[FieldTrip] Effect size measure for cluster-based permutation tests

Tue Sep 5 14:12:52 CEST 2017

Dear discussion list readers & contributors (especially Christine Blume),

There have been many questions (not only on the FT discussion list) about the calculation of effect size measures in the context of cluster-based permutation tests. I will continue my reply under the quotes below.

From: Blume Christine <christine.blume at sbg.ac.at<mailto:christine.blume at sbg.ac.at>>
Subject: Re: [FieldTrip] Effect size measure for cluster-based permutation tests
Date: 4 September 2017 at 14:28:47 GMT+2
To: FieldTrip discussion list <fieldtrip at science.ru.nl<mailto:fieldtrip at science.ru.nl>>
Reply-To: FieldTrip discussion list <fieldtrip at science.ru.nl<mailto:fieldtrip at science.ru.nl>>

Hi Alik,

Thanks a lot for your suggestion, which I hoped would prompt more answers. Does anyone have suggestions on how exactly to implement the calculation of an effect size measure?

Best,
Christine

Von: fieldtrip-bounces at science.ru.nl<mailto:fieldtrip-bounces at science.ru.nl> [mailto:fieldtrip-bounces at science.ru.nl] Im Auftrag von Alik Widge
Gesendet: Mittwoch, 23. August 2017 16:42
An: FieldTrip discussion list
Betreff: Re: [FieldTrip] Effect size measure for cluster-based permutation tests

My naive answer, which perhaps will provoke Eric to provide a better one: you have the actual  cluster statistic and its permutation distribution under the null hypothesis. It seems as though that distribution could be assumed Gaussian and something like Cohen's d calculated.

On Aug 23, 2017 9:35 AM, "Blume Christine" <christine.blume at sbg.ac.at<mailto:christine.blume at sbg.ac.at>> wrote:
Dear all,

I came across a question posted by someone about a year ago, which concerned effect size measures for cluster-based permutation tests. Unfortunately, the question does not seem to have been answered…

Q: I am using cluster-based permutation tests (depsamplesT, on time-frequency data) and am wondering how to best calculate an effect size from that.

Best,
Christine

Giving a useful answer to this question requires that one knows for what this effect size measure will be used. Typically, a standardised effect size measure is required to perform a power calculation. A power calculation is possible for a number of parametric statistical tests such as the T- and  the F-test. As input for this power calculation, Cohen’s d is required. A sensible value for Cohen’s d can sometimes be found in published studies (preferably with large sample sizes).

Cohen’s d can easily be obtained from the outcome of a cluster-based permutation test:

  1.  Calculate the non-standardised effect sizes by averaging the (sensor, frequency, time)-specific effects within the cluster of interest. Typically, the (sensor, frequency, time)-specific effects are raw differences between the subject averages for the experimental conditions that are being compared.
  2.  Calculate the standard deviation over the subjects of these non-standardised effect sizes.
  3.  Calculate Cohen’s d by dividing the grand average of the non-standardised effect sizes by the standard deviation obtained in 2.

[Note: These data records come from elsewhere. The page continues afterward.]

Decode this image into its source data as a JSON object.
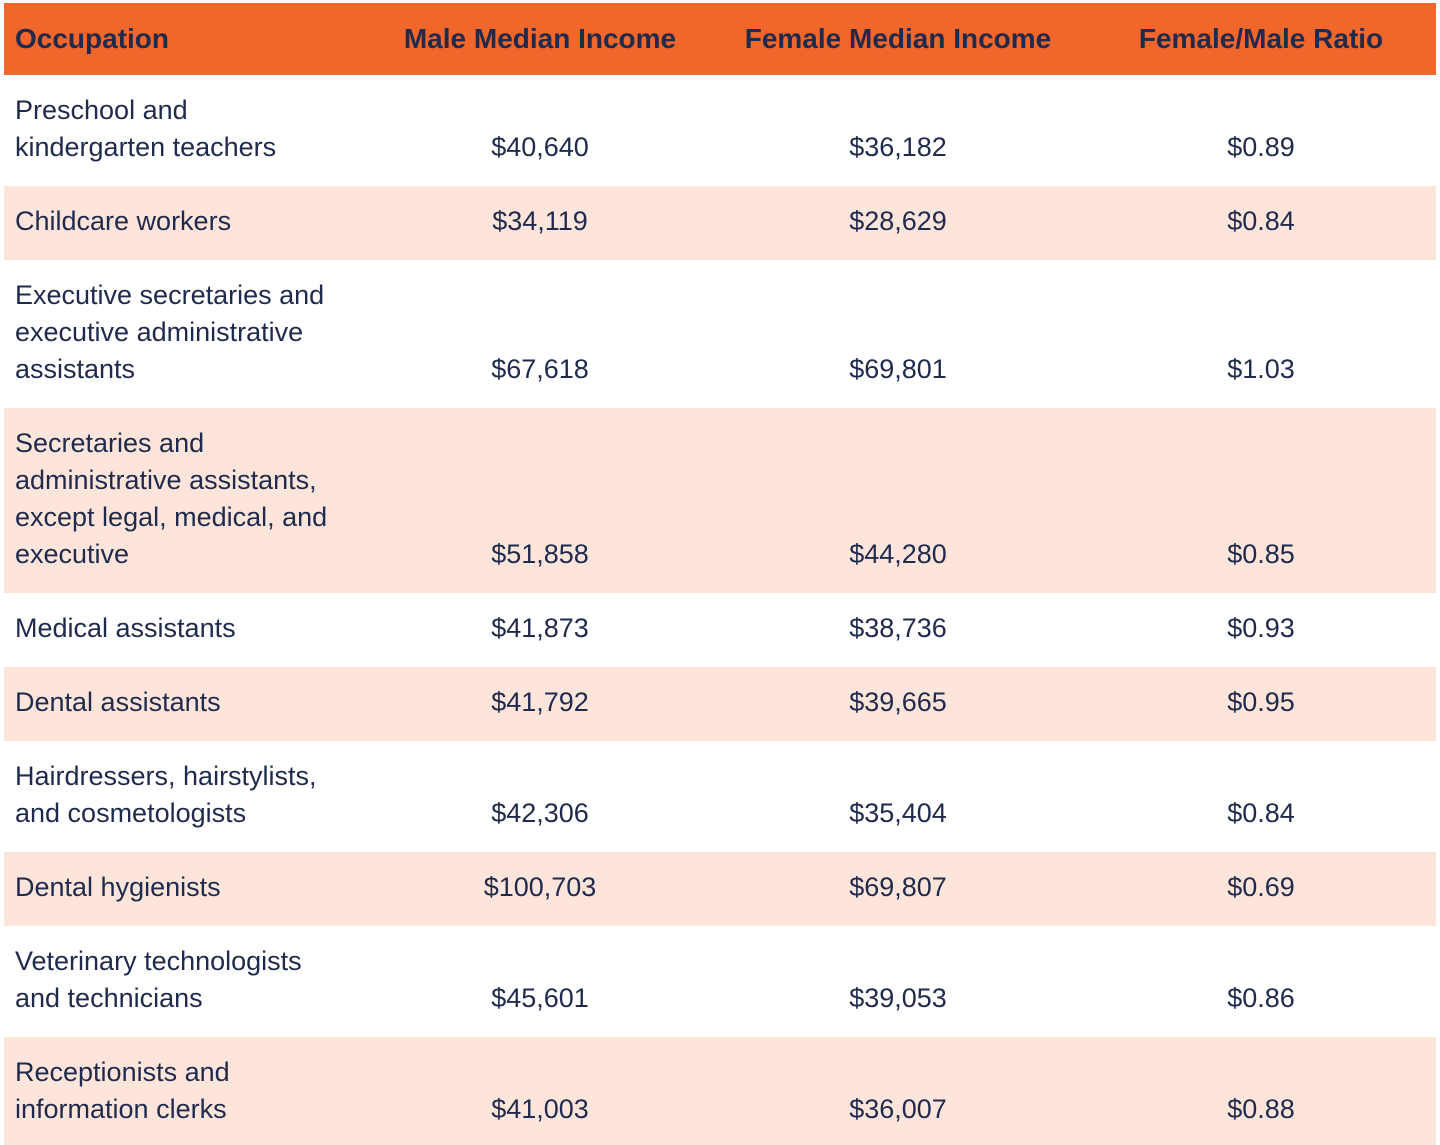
{
  "chart_data": {
    "type": "table",
    "title": "",
    "columns": [
      "Occupation",
      "Male Median Income",
      "Female Median Income",
      "Female/Male Ratio"
    ],
    "rows": [
      {
        "occupation": "Preschool and\nkindergarten teachers",
        "male": "$40,640",
        "female": "$36,182",
        "ratio": "$0.89"
      },
      {
        "occupation": "Childcare workers",
        "male": "$34,119",
        "female": "$28,629",
        "ratio": "$0.84"
      },
      {
        "occupation": "Executive secretaries and\nexecutive administrative\nassistants",
        "male": "$67,618",
        "female": "$69,801",
        "ratio": "$1.03"
      },
      {
        "occupation": "Secretaries and\nadministrative assistants,\nexcept legal, medical, and\nexecutive",
        "male": "$51,858",
        "female": "$44,280",
        "ratio": "$0.85"
      },
      {
        "occupation": "Medical assistants",
        "male": "$41,873",
        "female": "$38,736",
        "ratio": "$0.93"
      },
      {
        "occupation": "Dental assistants",
        "male": "$41,792",
        "female": "$39,665",
        "ratio": "$0.95"
      },
      {
        "occupation": "Hairdressers, hairstylists,\nand cosmetologists",
        "male": "$42,306",
        "female": "$35,404",
        "ratio": "$0.84"
      },
      {
        "occupation": "Dental hygienists",
        "male": "$100,703",
        "female": "$69,807",
        "ratio": "$0.69"
      },
      {
        "occupation": "Veterinary technologists\nand technicians",
        "male": "$45,601",
        "female": "$39,053",
        "ratio": "$0.86"
      },
      {
        "occupation": "Receptionists and\ninformation clerks",
        "male": "$41,003",
        "female": "$36,007",
        "ratio": "$0.88"
      }
    ],
    "layout": {
      "grid": false,
      "alternating_row_shading": true,
      "value_alignment": "bottom"
    }
  },
  "colors": {
    "header_background": "#F1662B",
    "alt_row_background": "#FDE5DB",
    "row_background": "#FFFFFF",
    "text": "#1F2A4C",
    "page_background": "#FFFFFF"
  }
}
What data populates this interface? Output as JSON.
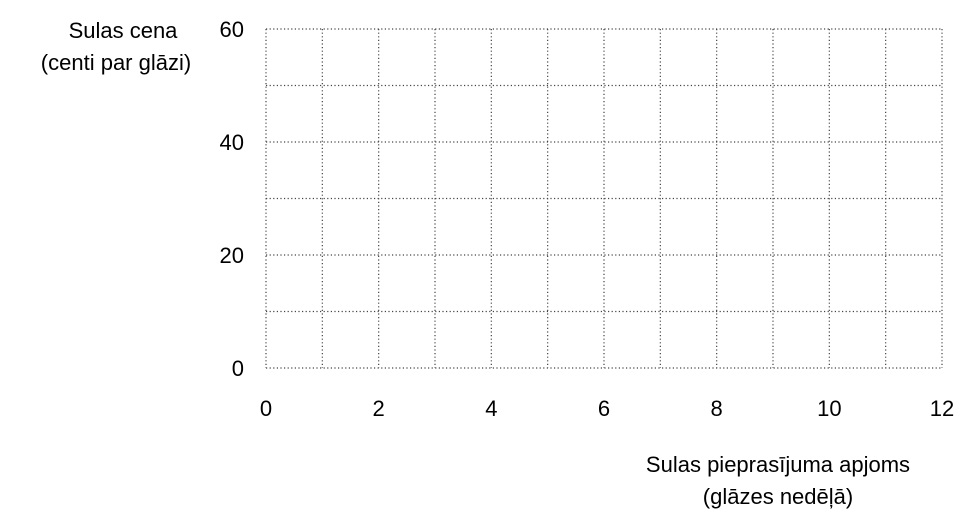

Unfortunately, Cohen’s d calculated in this way, will be biased, and therefore cannot be used for a power calculation. This type of bias is sometimes denoted as “double dipping”.

In general, it is extremely challenging to perform a power calculations for statistical analyses that involve high-dimensional data. This does not only hold for electrophysiological, but also for fMRI data. To get idea about the difficulties that one encounters, have a look at this paper from the fMRI community: http://www.biorxiv.org/content/early/2016/04/20/049429. For the analysis of high-dimensional electrophysiological data, quite some statistical work still has to be done.

best,
Eric Maris

-------------- next part --------------
An HTML attachment was scrubbed...
URL: <http://mailman.science.ru.nl/pipermail/fieldtrip/attachments/20170905/1518d740/attachment-0001.html>